A multi-functionalized MOF with unique molecular-sized pockets for excellent lead(II) removal and selective separation of C3H8/CH4

Abstract

Design and synthesis of metal-organic frameworks (MOFs) with functional pore environments are of critical significance for the development of the porous adsorbents to solve energy and environmental crises. Herein, we utilized the structural and coordinated characteristics of adenine (HAD) ligands to develop a multi-functional MOF material (JLU-MOF68) with unique molecular-sized pockets for gas separation and Pb2+ removal.

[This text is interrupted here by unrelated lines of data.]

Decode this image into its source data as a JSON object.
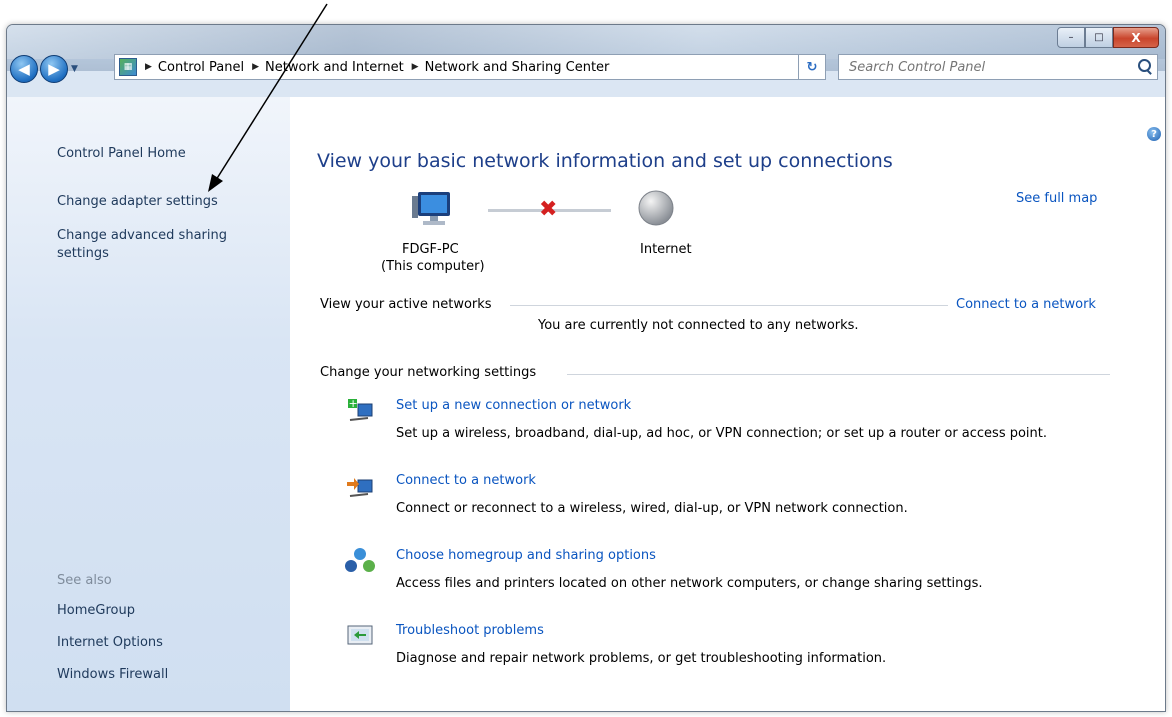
{
  "breadcrumb": [
    "Control Panel",
    "Network and Internet",
    "Network and Sharing Center"
  ],
  "search": {
    "placeholder": "Search Control Panel"
  },
  "window_controls": {
    "minimize": "–",
    "maximize": "□",
    "close": "X"
  },
  "sidebar": {
    "home": "Control Panel Home",
    "tasks": [
      "Change adapter settings",
      "Change advanced sharing settings"
    ],
    "see_also_label": "See also",
    "see_also": [
      "HomeGroup",
      "Internet Options",
      "Windows Firewall"
    ]
  },
  "main": {
    "title": "View your basic network information and set up connections",
    "see_full_map": "See full map",
    "map": {
      "computer_name": "FDGF-PC",
      "computer_sub": "(This computer)",
      "internet_label": "Internet",
      "connection_status": "disconnected"
    },
    "active_networks": {
      "label": "View your active networks",
      "action": "Connect to a network",
      "status": "You are currently not connected to any networks."
    },
    "networking_settings": {
      "label": "Change your networking settings",
      "items": [
        {
          "title": "Set up a new connection or network",
          "desc": "Set up a wireless, broadband, dial-up, ad hoc, or VPN connection; or set up a router or access point.",
          "icon": "new-connection-icon"
        },
        {
          "title": "Connect to a network",
          "desc": "Connect or reconnect to a wireless, wired, dial-up, or VPN network connection.",
          "icon": "connect-network-icon"
        },
        {
          "title": "Choose homegroup and sharing options",
          "desc": "Access files and printers located on other network computers, or change sharing settings.",
          "icon": "homegroup-icon"
        },
        {
          "title": "Troubleshoot problems",
          "desc": "Diagnose and repair network problems, or get troubleshooting information.",
          "icon": "troubleshoot-icon"
        }
      ]
    }
  },
  "colors": {
    "link": "#0a55c0",
    "title": "#1e3f8a",
    "error": "#d42020"
  }
}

Benefiting from the internal surface environment and the size of 4.6–5.9 Å of the molecular pockets, JLU-MOF68 exhibited ultrahigh C3H8/CH4 selectivity coupled with the relatively high adsorption capacity of C3H8. Both N sites and extraframework organic cations were conducive to the adsorption of Pb2+ through weak chemical coordination and ion exchange, respectively. The activated JLU-MOF68 showed not only an ultrahigh Pb2+ adsorption capacity of 805 mg g−1, but also exceptionally high Pb2+ removal efficiency under the condition of different pH and coexisting ions. Moreover, the adsorbent can be reused at least five times, and the removal efficiency remains almost constant after five cycles. Therefore, JLU-MOF68 had a wide potential application for the C3H8/CH4 selective separation and capture of Pb2+.